Stephen Saucier, executive director of North Carolina Grassroots Science Museums Collaborative and former executive director of Kidsenses, was the guest speaker. He spoke with teachers about STEM education (science, technology, engineering and mathematics.) 

"I try to bring in information that is about this wave of STEM education. I try to give them an awareness of not only those subject matters,  but what employers are looking for and how technology is changing and changing us," Saucier said. "We are trying to be more hands-on and get the kids to have real world experiences instead of just doing worksheets. They need to do experiments and let failure be part of the process. They need to get messy in the classroom with science." 

According to Saucier, science is not something that you learn, it is something you do.

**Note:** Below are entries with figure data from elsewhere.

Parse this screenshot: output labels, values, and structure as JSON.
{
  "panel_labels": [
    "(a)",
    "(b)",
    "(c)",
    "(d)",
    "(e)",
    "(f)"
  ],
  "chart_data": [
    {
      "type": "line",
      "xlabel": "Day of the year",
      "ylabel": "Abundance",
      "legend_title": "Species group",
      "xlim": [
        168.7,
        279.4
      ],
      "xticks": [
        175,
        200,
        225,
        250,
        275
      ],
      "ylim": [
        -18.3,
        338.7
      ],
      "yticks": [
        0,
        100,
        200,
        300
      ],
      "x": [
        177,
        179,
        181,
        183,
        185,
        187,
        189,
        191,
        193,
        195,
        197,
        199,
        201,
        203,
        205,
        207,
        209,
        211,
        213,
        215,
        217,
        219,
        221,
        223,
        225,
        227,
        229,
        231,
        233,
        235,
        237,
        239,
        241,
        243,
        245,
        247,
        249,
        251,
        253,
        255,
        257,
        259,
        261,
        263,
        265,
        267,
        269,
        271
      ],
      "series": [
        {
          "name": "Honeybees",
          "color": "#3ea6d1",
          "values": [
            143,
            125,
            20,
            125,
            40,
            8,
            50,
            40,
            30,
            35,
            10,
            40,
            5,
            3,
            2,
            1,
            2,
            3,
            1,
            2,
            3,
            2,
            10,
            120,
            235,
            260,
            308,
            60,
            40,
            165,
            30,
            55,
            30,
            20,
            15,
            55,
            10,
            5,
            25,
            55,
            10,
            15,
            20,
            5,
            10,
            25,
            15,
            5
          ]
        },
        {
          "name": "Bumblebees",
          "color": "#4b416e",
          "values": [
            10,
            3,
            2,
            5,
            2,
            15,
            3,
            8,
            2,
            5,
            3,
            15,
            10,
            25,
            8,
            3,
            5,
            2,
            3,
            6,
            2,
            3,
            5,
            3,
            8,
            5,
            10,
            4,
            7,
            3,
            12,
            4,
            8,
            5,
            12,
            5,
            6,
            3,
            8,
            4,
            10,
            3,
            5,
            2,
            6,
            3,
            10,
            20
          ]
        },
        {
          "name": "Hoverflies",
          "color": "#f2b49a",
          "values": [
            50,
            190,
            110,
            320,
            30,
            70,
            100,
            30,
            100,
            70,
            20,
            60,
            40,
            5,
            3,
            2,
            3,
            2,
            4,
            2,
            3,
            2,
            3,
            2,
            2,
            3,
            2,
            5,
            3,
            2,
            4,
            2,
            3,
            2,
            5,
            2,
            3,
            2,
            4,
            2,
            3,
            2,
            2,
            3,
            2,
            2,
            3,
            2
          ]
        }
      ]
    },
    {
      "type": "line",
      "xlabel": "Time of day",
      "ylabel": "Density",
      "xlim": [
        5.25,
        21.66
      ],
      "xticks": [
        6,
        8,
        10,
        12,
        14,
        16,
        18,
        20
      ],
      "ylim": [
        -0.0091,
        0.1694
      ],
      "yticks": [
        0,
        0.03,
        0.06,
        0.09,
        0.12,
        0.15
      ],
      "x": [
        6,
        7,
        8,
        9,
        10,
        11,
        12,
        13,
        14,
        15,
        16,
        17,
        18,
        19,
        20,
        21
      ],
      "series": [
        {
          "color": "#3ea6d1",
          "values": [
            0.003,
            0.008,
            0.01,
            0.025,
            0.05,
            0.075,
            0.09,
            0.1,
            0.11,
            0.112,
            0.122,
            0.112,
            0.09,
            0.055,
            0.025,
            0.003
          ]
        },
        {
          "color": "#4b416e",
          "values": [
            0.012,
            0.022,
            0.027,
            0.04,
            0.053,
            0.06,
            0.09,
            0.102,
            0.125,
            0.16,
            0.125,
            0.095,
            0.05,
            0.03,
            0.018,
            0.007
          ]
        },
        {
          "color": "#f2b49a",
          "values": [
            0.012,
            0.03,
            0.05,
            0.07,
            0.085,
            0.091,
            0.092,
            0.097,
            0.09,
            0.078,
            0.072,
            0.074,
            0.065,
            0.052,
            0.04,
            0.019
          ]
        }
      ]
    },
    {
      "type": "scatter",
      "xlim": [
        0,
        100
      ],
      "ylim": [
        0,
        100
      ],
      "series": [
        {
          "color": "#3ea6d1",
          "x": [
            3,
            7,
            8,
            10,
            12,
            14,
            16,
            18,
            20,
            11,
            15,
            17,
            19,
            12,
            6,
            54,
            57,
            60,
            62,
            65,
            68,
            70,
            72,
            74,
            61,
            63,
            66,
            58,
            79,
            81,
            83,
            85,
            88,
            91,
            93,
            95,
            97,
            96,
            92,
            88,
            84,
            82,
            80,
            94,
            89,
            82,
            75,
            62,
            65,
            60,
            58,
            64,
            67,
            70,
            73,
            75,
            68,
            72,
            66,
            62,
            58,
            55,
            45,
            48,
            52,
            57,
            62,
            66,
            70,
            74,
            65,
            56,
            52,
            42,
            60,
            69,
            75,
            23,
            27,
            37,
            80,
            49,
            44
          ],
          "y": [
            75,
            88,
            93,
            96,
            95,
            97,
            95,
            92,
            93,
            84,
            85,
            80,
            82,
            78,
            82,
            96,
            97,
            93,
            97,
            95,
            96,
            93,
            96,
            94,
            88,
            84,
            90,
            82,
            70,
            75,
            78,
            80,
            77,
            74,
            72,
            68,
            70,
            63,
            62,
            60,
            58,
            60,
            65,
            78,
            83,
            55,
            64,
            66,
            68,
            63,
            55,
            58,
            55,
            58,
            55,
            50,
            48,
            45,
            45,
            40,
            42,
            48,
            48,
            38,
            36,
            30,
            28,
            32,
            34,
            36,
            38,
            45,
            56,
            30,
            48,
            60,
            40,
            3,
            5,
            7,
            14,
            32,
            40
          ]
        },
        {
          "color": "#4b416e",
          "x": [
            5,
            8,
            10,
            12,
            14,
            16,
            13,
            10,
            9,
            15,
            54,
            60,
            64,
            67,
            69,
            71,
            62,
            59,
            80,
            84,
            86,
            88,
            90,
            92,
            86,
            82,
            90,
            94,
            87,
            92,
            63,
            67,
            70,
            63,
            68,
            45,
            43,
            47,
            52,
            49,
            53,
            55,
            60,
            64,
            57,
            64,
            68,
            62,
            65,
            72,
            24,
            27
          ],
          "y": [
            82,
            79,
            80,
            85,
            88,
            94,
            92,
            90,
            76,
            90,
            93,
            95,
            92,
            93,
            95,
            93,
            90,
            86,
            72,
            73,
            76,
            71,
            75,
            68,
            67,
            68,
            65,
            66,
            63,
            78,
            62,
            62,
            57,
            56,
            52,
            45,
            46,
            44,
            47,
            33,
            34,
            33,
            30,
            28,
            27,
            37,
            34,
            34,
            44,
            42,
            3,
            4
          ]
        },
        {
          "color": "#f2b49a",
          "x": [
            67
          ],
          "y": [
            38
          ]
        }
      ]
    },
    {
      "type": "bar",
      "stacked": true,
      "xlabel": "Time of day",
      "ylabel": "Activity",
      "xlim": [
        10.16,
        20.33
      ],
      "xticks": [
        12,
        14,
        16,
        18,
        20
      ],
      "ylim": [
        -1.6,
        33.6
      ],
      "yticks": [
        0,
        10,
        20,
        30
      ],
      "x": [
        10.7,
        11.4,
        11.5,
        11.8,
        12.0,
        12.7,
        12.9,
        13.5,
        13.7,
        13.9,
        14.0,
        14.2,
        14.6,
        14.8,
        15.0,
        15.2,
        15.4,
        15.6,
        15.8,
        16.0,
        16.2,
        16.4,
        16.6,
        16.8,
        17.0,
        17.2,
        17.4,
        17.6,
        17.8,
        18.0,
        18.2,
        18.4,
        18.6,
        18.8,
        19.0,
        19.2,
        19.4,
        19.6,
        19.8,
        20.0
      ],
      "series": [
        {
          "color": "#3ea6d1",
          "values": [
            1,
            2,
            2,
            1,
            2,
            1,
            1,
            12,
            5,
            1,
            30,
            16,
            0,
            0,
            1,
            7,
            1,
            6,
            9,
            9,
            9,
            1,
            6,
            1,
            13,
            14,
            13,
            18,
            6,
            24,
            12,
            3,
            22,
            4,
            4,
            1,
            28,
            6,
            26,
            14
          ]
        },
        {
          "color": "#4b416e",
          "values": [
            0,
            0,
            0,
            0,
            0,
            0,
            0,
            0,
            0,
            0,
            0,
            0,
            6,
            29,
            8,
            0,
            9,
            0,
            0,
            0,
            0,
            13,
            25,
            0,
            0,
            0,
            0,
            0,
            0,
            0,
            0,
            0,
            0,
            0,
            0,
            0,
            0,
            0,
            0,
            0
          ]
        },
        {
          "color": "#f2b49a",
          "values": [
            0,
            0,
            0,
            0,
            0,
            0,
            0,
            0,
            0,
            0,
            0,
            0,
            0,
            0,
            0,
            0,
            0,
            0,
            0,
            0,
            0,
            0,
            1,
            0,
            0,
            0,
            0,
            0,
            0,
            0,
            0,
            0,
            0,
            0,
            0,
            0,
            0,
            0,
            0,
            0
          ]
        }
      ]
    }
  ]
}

"It is about getting active and letting them do it. They need to be testing and working in groups and not just sitting in desks," Saucier said. "Kids have to explore science on their own. They have to test the world around them and explore and do their own discoveries." 

The museum is planning to have another teacher camp-in in the fall. 

"This is a way we can help support formal classroom education. We really want to establish ourselves as a valid and important educational resource for teachers," said Jessica Moss, executive director of Kidsenses. "I think it is a great opportunity to be able to teach them how to bring hands-on science into their classrooms. I'm excited to see them actually doing what the students are doing, questioning themselves and questioning the techniques. It helps us become better as it helps them become better."  

As an incentive for attending the camp-in, each teacher went home with a kit of supplies they could use to do these hands-on activities in the classroom with their students.